Devant la permanence du local CGT, un petit groupe de 6 personnes dont le délégué du syndicat CGT nous explique leur lutte, leur environnement de travail, l’enjeu de cette réforme, tous le monde prend la parole...

MP3 - 15.1 Mo

Rebellyon : Depuis quand la mobilisation a-t-elle commencée chez vous ?

Pour nous elle a commencée le 24 Juin, mais la mobilisation avait démarrée bien avant au mois de Mai, même Avril, une mobilisation intéressante parce que plus générale.

Rebellyon : Ca a tout de suite pris chez vous ?

Oui ça a pris très rapidement. Ce que l’on regrette c’est le manque d’actions entre les grosses manifestations sur notre établissement qui n’a pas été à la hauteur. On s’est rendu compte que le piquet de grève était inutile et on l’a adapté à un rendez-vous journalier d’échanges, d’informations. On va tenté de lui redonner un coup de pêche demain avec la venue des étudiants, des collègues de la SNCF...
On s’est qu’on a un potentiel de résistance et d’appointante qui est indéniable, on sait qu’on est soutenu. On a fait une collecte ce matin ou l’on a récupéré plus de 700€, à la journée il y a à peu près 1000, 1200 salariés qui travaillent sur l’hôpital.

Rebellyon : C’est une particularité de cette lutte, ces caisses de solidarités...

(tout le monde) Ouais c’est vrai.

Des caisses de solidarités qui sont mis en place par les salariés qui sont présentés par le gouvernement comme des fouteurs de merde, des empêcheurs de tourner en rond et les gens donnent... Au péage à Vienne en 1 heure et demi, c’est 5600€ qui ont été collectés ! C’est du concret, il n’y a pas d’impopularité.

A propos d’impopularité, ça aussi, c’est les conneries de médias. Les gens nous soutienne, il y a une solidarité de la population, les médias veulent nous diviser nous isoler. On a gagné la bataille de l’opinion public, je pense.

Rebellyon : Pourquoi une telle mobilisation aussi longue ?

Je crois que nous avons gagné la bataille des idées sur le partage des richesses dans ce pays. C’est essentiel. Plus personne ne croit le patronat et le gouvernement. Y a du fric dans ce pays et l’argent ne reviens pas à la population et quand on parle de population c’est les salariés, les étudiants et les retraités.
Je crois qu’il faut joindre à cette question des retraites, la question du salaire, des allocations d’études, de l’interdiction des licenciements. Rien que pour l’année 2009, le patronat n’a pas versé 67 milliards de cotisations diverses, c’est 3 fois le trou de la sécu. C’est donc inutile de faire travailler plus longtemps les salariés. Le partage des richesses doit rediscuté dans ce pays.

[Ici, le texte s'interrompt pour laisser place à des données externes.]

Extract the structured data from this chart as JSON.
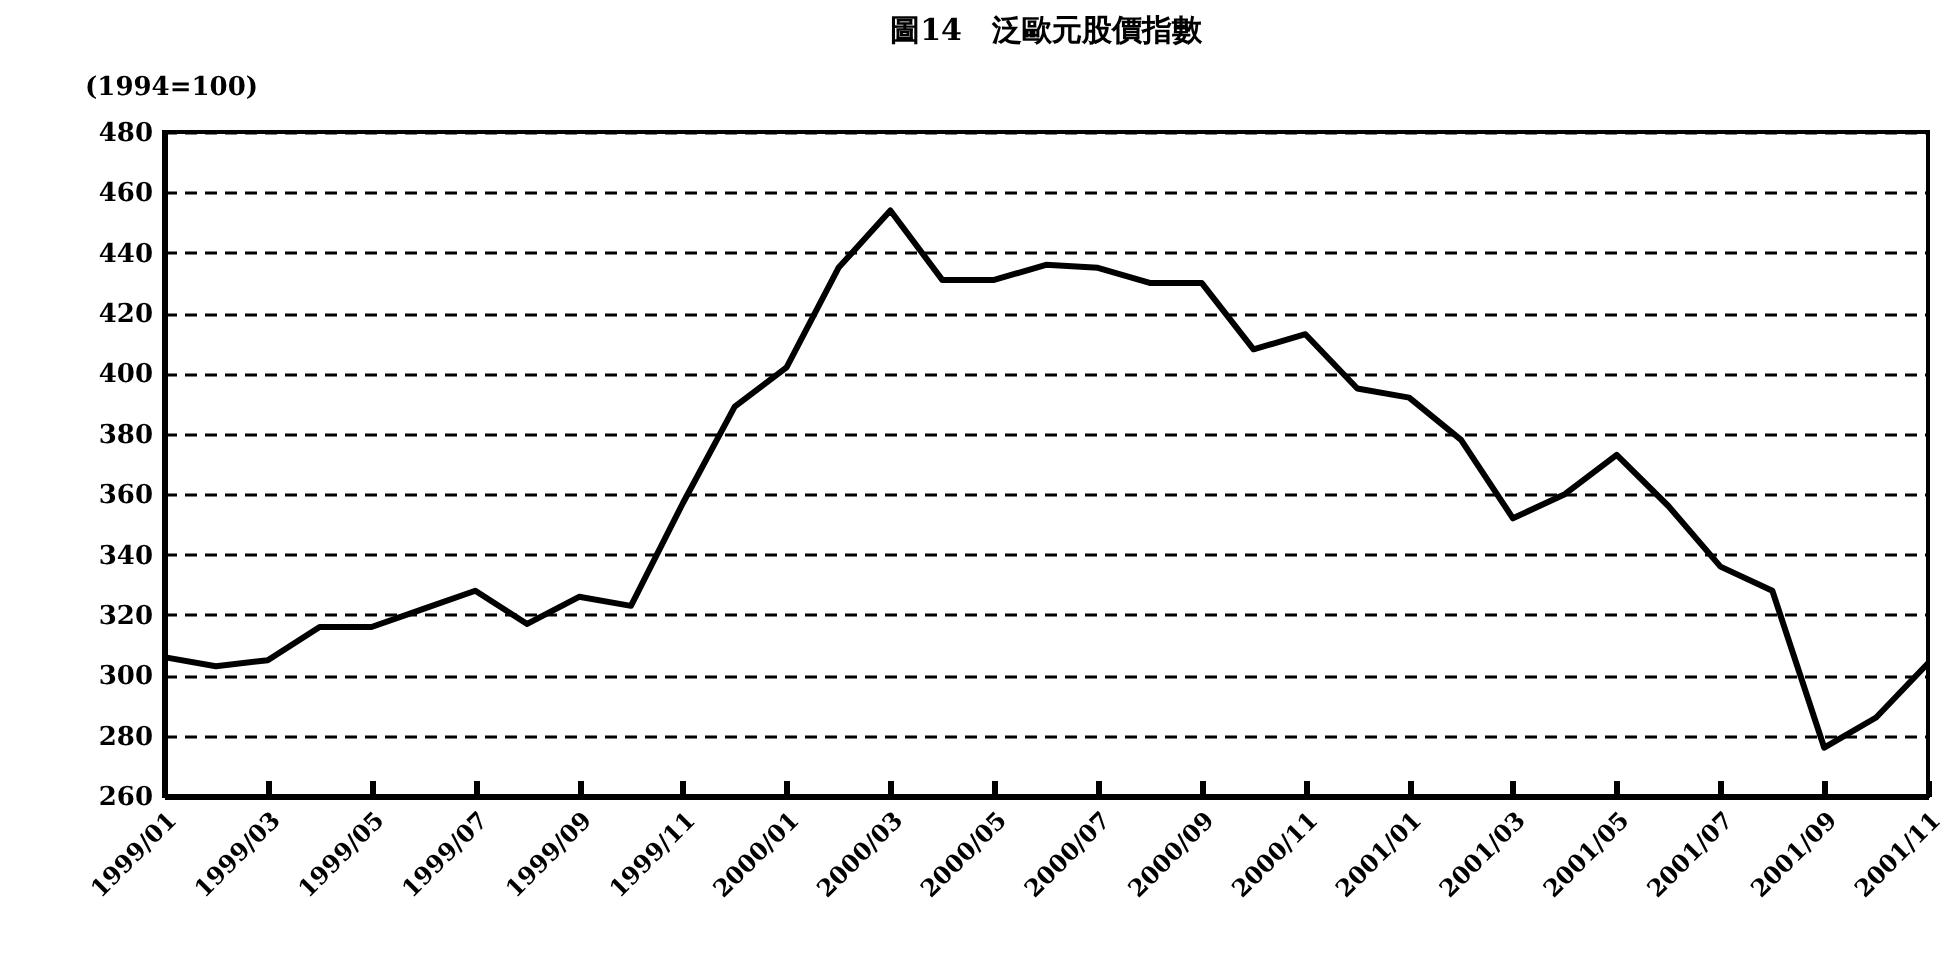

Rebellyon : La pénibilité du travail en psychiatrie vous connaissez... Parlez moi de vos conditions de travail.

Dans les services c’est de plus en plus difficile. On est toujours en sous nombre, on change d’équipe souvent. Tu termines à 22H et le lendemain matin on te demande de recommencer à 6h et demi... Les patient au bout de 3 semaines, qu’il aille bien ou mal, il faut qu’il sorte pour faire tourner les lits, parce qu’on est financé comme ça sur le « turnover ».
On soigne de moins en moins bien les gens, on les renvois de plus en plus vers la précarité, parce qu’on a plus le temps de monter des projets sociaux où ils seraient mieux. « excuse moi mon grand, on a besoin de place donc tu retournes dans la rue. »
Nos médecins chefs nous demande de foutre des patients dehors. Vous amenez le patient au portail et le personnel de sécurité va le foutre à la porte. Et bien les soignant n’avaient pas cette idée en rentrant dans le service publique hospitalier. Au delà des difficultés de travail, il y a toute cette notion de flicage qui plombe le moral des gens.

Moi je veux rajouter aussi que la psychiatrie c’est un accompagnement au long court. On guérit pas d’une maladie comme la schizophrénie, par contre on a besoin beaucoup d’étayage, d’humanité. Là on est dans un système où l’on fait des piqûres pour que les gens se tiennent calme. La psychiatrie, c’est un travail d’accompagnement de quelqu’un et on ne plus le faire en France.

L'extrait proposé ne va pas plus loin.